Brett King told the Daily Mirror doctors at Southampton General Hospital had told him they would "take my son away" if he questioned them over the five-year-old's treatment for brain cancer.
It comes as the chief executive of the NHS Trust which runs the hospital, Fiona Dalton, revealed staff in its oncology unit had received abuse from members of the public and their phone lines had been "overwhelmed" with calls.
Mr King, 51, and his wife Naghmeh, 45, triggered an international police pursuit when they removed Ashya from hospital without doctors' permission on August 28, in a bid to take him to the Czech Republic for proton therapy.
Ashya is now due for treatment at the Proton Therapy Centre Czech (PTC) in Prague after a protracted legal battle over his care that saw his parents arrested in Spain and separated from him for several days.
Speaking about doctors in the UK, Mr King told the Mirror: "They said to me if I question anything and ask questions as a father, they would take my son away from me. Not just for the treatment but until he was 16.
"So I said 'I wouldn't be able to see my son for 11 years'. I said to my wife 'this is something so serious that our son could be taken away until he is 16'.

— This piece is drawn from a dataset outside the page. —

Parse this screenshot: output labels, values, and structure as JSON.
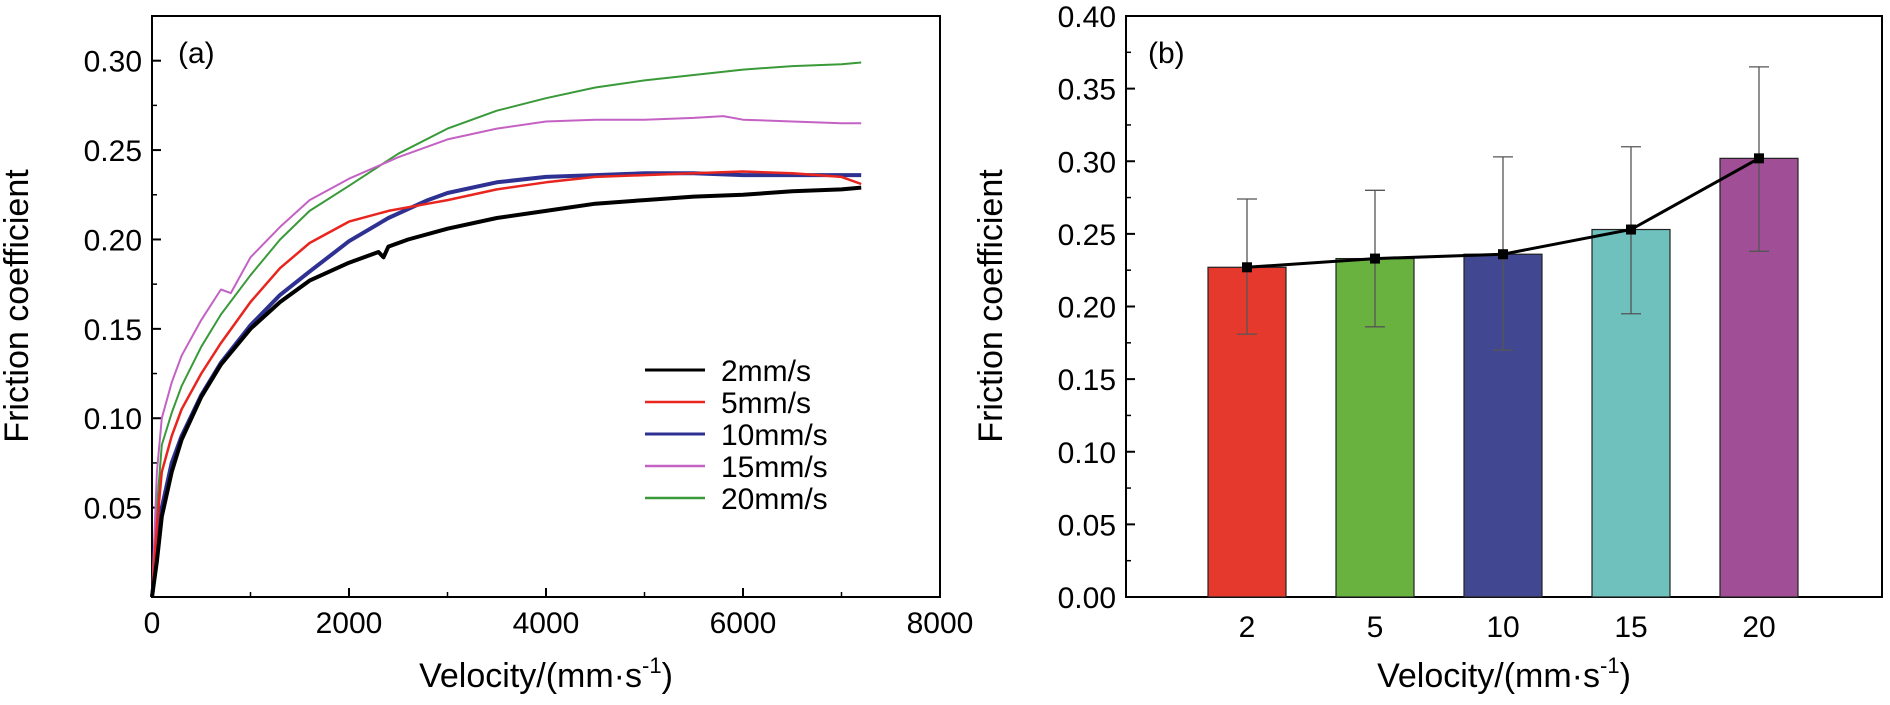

"Eleven years without us, he wouldn't know his parents, his brothers, his sisters or anyone. We couldn't question them any more. We couldn't let them know our feelings because one mistake on our side and they'd take him away."
The hospital did not comment on the claims but the paper quoted a source who said they refuted the allegation.
In a bi-monthly blog post yesterday, Ms Dalton said: "During the past week I have got to know some of the Southampton paediatric oncology team very well. I have been humbled by their compassion, fortitude and forensic attention to detail under pressure.
"When their email inboxes were full of personal abuse from strangers, and there were journalists camped on their front door, they were still worrying about how we could do the best thing for a small boy in Spain.
"Our switchboard and patient support services were overwhelmed with calls from irate members of the public.
"And many other people working here were being questioned by patients or the public about this situation, sometimes in a very aggressive way."
But she added she was pleased Ashya was now getting treatment for his condition, albeit a treatment not available on the NHS.
"I know that everyone shares my relief that Ashya is now in Prague Motol Hospital, where he will be able to receive the treatment that he needs," she said.